Là, je me sentais vraiment impuissant.
– D’ici là, essaie de reprendre tes bonnes vieilles habitudes. J’imagine que cela ne te pose aucun problème si Olson est promu commissaire.
– Non, sauf s’il me demande d’aller récurer les chiottes. Parce que s’il en a l’intention, dites-lui de ma part d’aller se faire foutre.
Ma répartie cassante le fit éclater de rire. Puis il me planta là, après m’avoir lancé à la volée.
– Je vais te laisser avec quelqu’un que tu apprécies beaucoup.
Il croisa sur le pas de la porte Mila qui ne lui accorda aucun regard, en gardant la tête haute. Lorsque le Duc quitta mon bureau, elle abandonna sa réserve et se jeta à mon cou. Notre étreinte dura un temps indéfini avant que nous nous écartions.
– Comment ca se passe pour toi, ici ? M’interrogea-t-elle.
– C’est supportable.
Elle remarqua alors le cadavre de Spikes.
– Ils t’ont demandé de le faire ?
Je compris ce qu’elle insinuait.
– Olson s’en est chargé lui-même.
– Quelle ordure, ce sale type, cracha-t-elle.
Je ne pus me retenir de sourire à l’idée que nous partagions le même constat. Elle me regarda ranger mes dossier en silence et me prêta même un coup de main. Alors que nous étions si proches que je pouvais murmurer à son oreille, je saisis l’occasion de raconter brièvement ce que j’avais appris et la mission dont mon cher papa m’avait chargée.
– Eric a survécu.
Elle se figea, manquant de laisser quelques dossiers glisser à terre. Nous ne pouvions pas nous exprimer à voix haute, quelqu’un pouvait nous écouter à la porte. D’une inspiration subite, je la serrai contre moi pour faire mine de lui rouler une pelle.

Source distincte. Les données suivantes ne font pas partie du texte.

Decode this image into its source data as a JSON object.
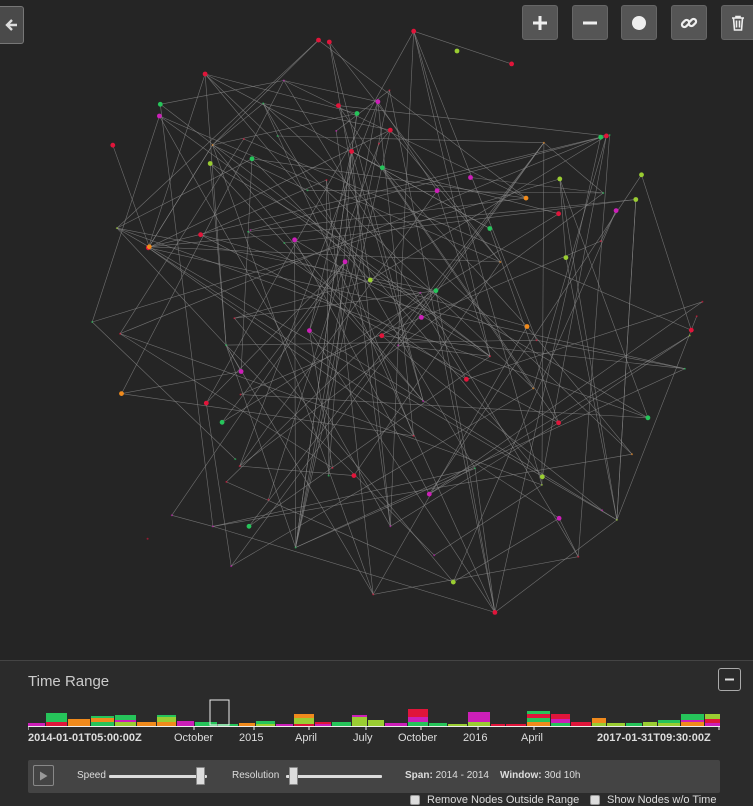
{
  "toolbar": {
    "back_icon": "arrow-left-icon",
    "buttons": [
      {
        "name": "zoom-in-button",
        "icon": "plus-icon"
      },
      {
        "name": "zoom-out-button",
        "icon": "minus-icon"
      },
      {
        "name": "fit-button",
        "icon": "circle-icon"
      },
      {
        "name": "link-button",
        "icon": "link-icon"
      },
      {
        "name": "delete-button",
        "icon": "trash-icon"
      }
    ]
  },
  "colors": {
    "background": "#252525",
    "edge": "#8a8a8a",
    "red": "#e0153a",
    "green": "#26c45a",
    "magenta": "#cc1fb8",
    "orange": "#f08a1c",
    "lime": "#9acd32"
  },
  "time_range": {
    "title": "Time Range",
    "axis_start": "2014-01-01T05:00:00Z",
    "axis_end": "2017-01-31T09:30:00Z",
    "ticks": [
      "October",
      "2015",
      "April",
      "July",
      "October",
      "2016",
      "April"
    ],
    "speed_label": "Speed",
    "resolution_label": "Resolution",
    "speed_level": 0.93,
    "resolution_level": 0.07,
    "span_label": "Span:",
    "span_value": "2014 - 2014",
    "window_label": "Window:",
    "window_value": "30d 10h",
    "remove_nodes_label": "Remove Nodes Outside Range",
    "show_nodes_label": "Show Nodes w/o Time"
  }
}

– Il mène un groupe de survivants dans des ruines le long du Styx, dans la Fange.
– Ils sont assez nombreux ?
– Je l’ignore et je ne pourrais pas m’assurer que ce soit le cas. Je dois ramener un convoi de Vipère Jaune dans trois jours.

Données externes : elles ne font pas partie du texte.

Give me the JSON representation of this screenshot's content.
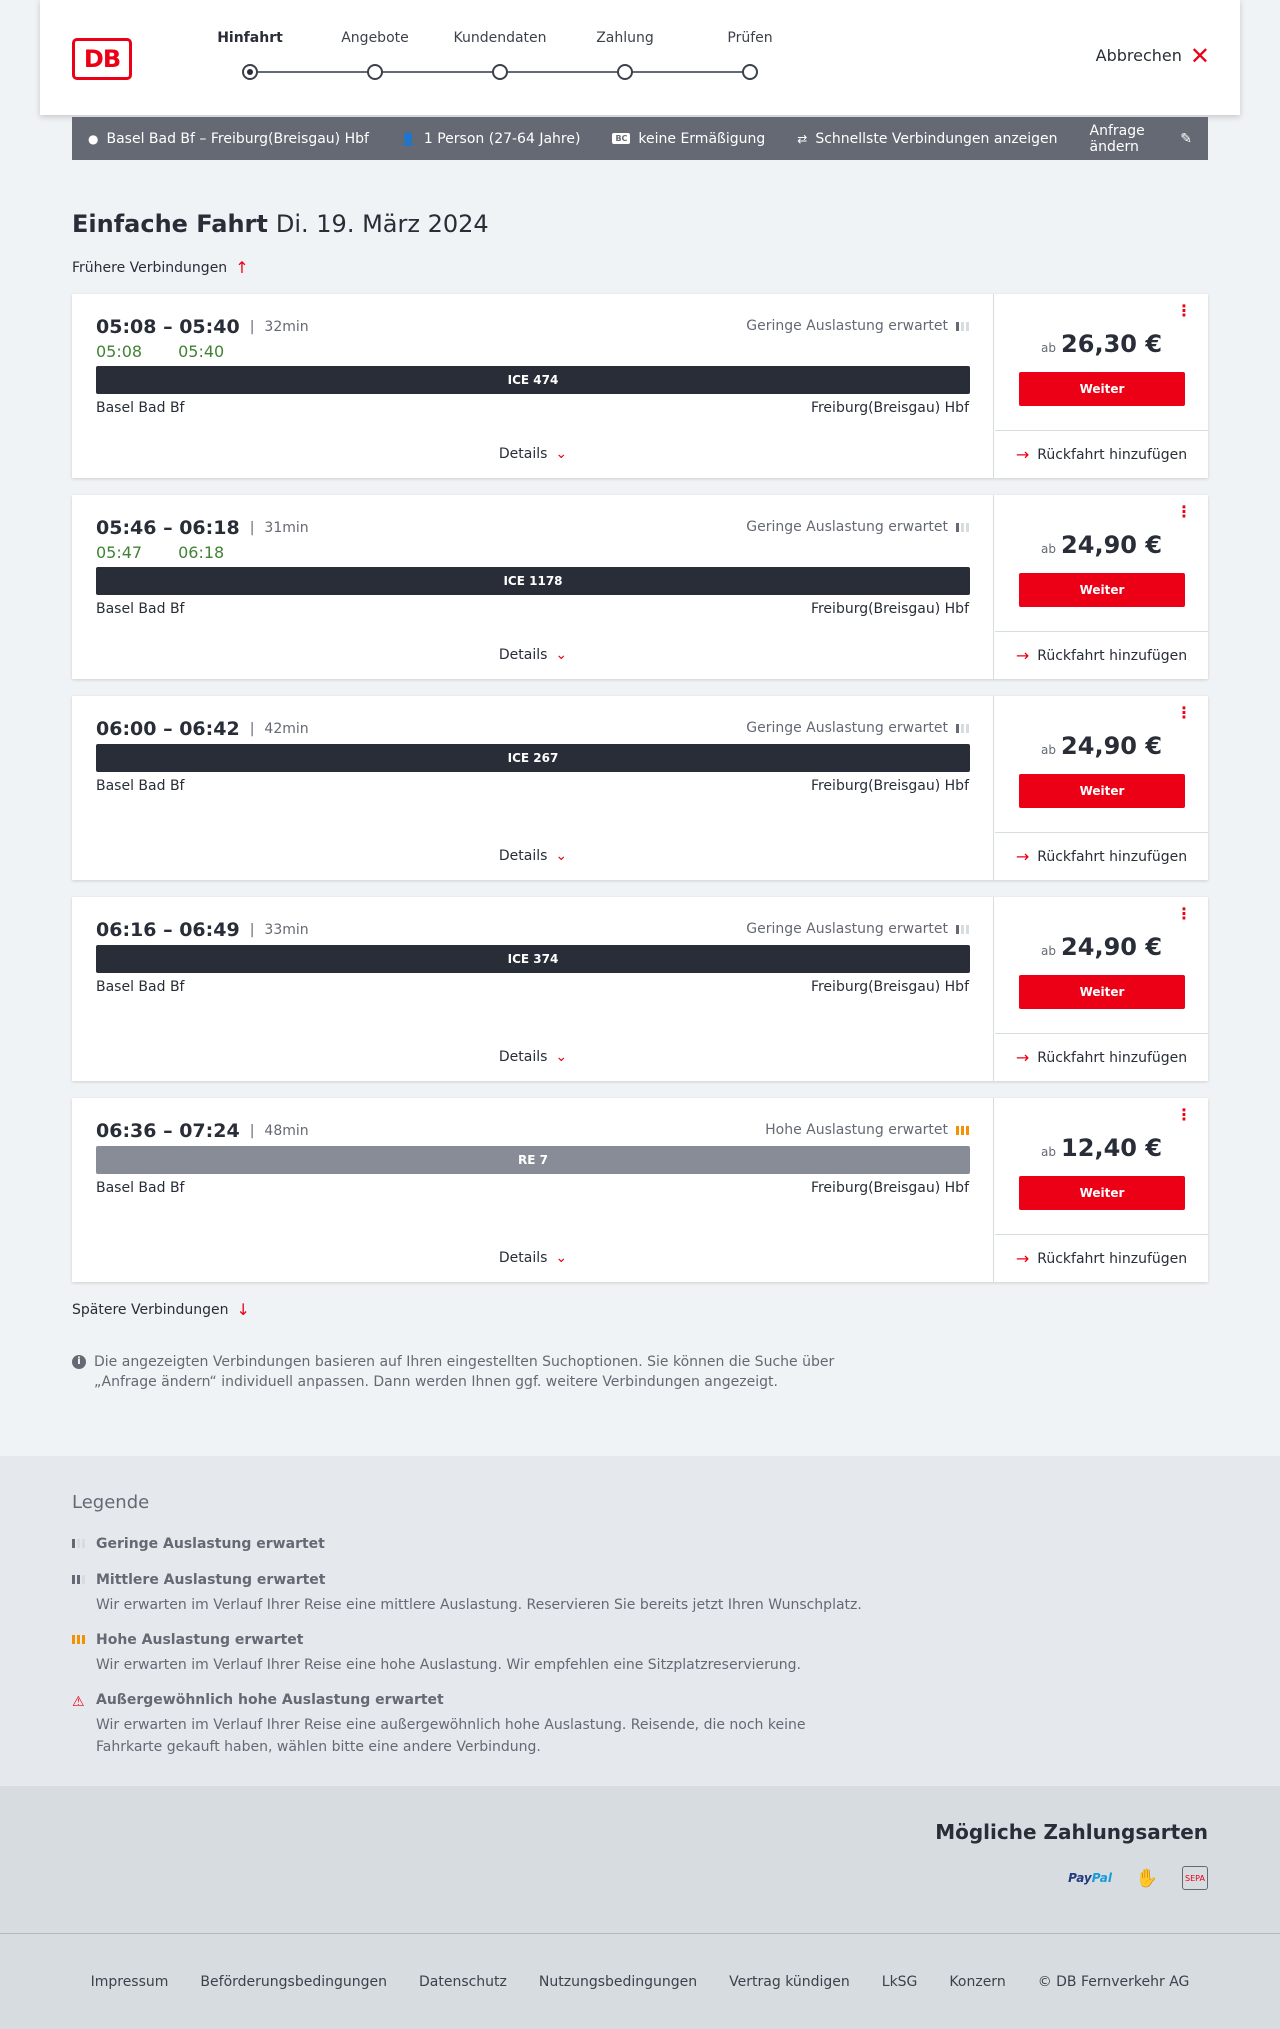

Elle passa sa main dans mes cheveux. Ah, que son parfum était grisant…
– Ça, affirma-t-elle sans hésitation, je peux m’en assurer. Et je trouverai ensuite un moyen de te contacter.

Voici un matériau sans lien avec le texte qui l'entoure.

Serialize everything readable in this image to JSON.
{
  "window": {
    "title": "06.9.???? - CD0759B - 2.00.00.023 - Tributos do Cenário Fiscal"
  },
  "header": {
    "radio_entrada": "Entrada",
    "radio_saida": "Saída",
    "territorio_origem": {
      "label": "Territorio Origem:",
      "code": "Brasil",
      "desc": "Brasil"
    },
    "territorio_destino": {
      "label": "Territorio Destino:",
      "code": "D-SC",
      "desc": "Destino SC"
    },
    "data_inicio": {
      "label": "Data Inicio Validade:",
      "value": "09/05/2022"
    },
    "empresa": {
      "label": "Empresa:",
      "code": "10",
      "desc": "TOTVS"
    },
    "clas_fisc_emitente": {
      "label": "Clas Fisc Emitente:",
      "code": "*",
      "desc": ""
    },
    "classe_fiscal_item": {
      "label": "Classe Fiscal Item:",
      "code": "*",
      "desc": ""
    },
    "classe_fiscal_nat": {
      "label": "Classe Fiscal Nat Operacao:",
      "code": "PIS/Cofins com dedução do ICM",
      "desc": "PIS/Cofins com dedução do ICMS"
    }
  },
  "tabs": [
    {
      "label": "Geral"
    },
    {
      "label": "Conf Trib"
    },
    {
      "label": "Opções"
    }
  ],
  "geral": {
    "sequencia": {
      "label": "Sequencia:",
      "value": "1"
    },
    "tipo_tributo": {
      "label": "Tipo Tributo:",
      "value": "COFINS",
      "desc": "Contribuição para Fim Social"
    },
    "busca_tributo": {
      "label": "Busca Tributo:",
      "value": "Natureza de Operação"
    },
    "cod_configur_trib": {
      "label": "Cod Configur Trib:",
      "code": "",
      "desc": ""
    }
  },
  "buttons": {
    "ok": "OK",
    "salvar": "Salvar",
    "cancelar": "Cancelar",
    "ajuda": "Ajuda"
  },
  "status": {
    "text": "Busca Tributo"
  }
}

– Comment comptes-tu t’échapper du Divan du Cupidon et semer tes nounous ?
– J’improviserai. Concentre-toi sur ce que tu as à faire ici.
Je retrouvais ma Mila, celle qui faisait front contre les évènements et les éléments. Elle saurait se débrouiller sans moi.
Car elle était une enfant de Rain City.